When we saw the weak February PMI and associated terrible January-February retail sales, industrial production, and investment data it seemed we were getting accurate snapshots of what was going on in the Chinese economy for once. So, back to business as usual in more ways than one? Not quite. First, the PBOC just slashed its 7-day repo rate a record 20bp and the government are talking about more fiscal stimulus being needed: that is hardly cheer-leading. Second, these PMI surveys asked Chinese firms how the feel now compared to February – NOT to how they usually operate. The exercise is therefore incompatible with the normal PMI metric – which is where the consensus forecast of a recessionary 45-ish print rightly sat.

Once again, markets are going to have to pick their way through a data asteroid field to get to an accurate understanding of what is going on.

“Sir! The possibility of successfully navigating an asteroid field is approximately 3,720 to 1!”

“Never tell me the odds!”

Meanwhile, also showing how much success they are having against the virus, and in line with what I wrote yesterday, the White House and Congress are already planning the next phase of fiscal stimulus even before the current one hits anybody’s pockets. It appears help is on the way for the mortgage market, as mortgage firms complain the Fed’s action is wiping them out, for the travel industry, and for states and local governments. Some of that will be bailouts and some of it might even be actual economic stimulus, with the total package being talked about in the range of USD600bn. Once upon a time that was a lot of money.

Allow me to repeat once again: the crucial factor for markets to consider imminently is that not all economies and currencies are created equal. Not everyone is going to be able to get away with 20% fiscal deficits paid for by central banks. Only the US is guaranteed to be able to do so without crushing its currency due to the USD reserve function. The vast majority won’t, and there will be a high price paid for any stimulus.

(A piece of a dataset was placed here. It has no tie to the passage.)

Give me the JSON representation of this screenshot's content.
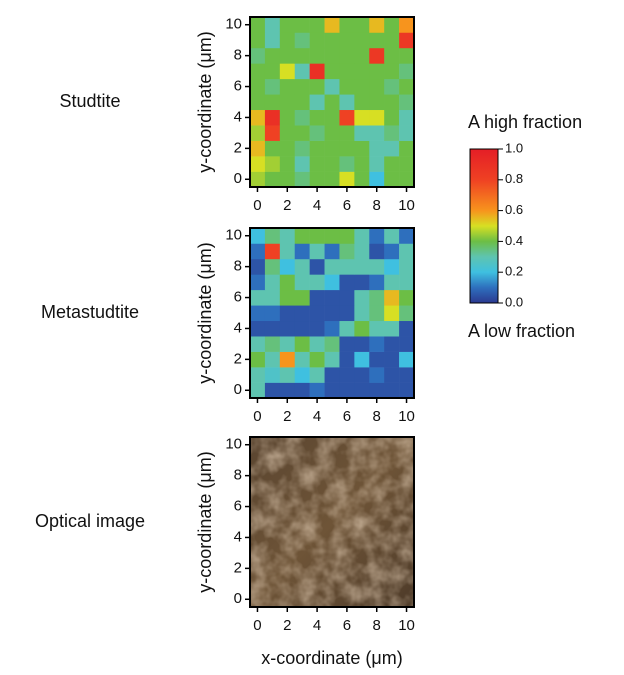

Let’s see how AUD and NZD and CAD and GBP, et al., ultimately fare as they go the zero rates and unlimited QE route as if there is natural market demand for them globally; and emerging markets are in a far deeper hole if they want to push back fiscally against the ‘rules of the game’ in the same way that developed economies are.

The underlying issue is still ‘another day, another US dollar’. And there aren’t that many to go round in EM space in particular, doubly so when export earnings evaporate ahead – which they will. That key dynamic is set to trigger the next round of global turmoil ahead. Coming soon: Imperial vs. Rebel sums fighting over the USD Death Star.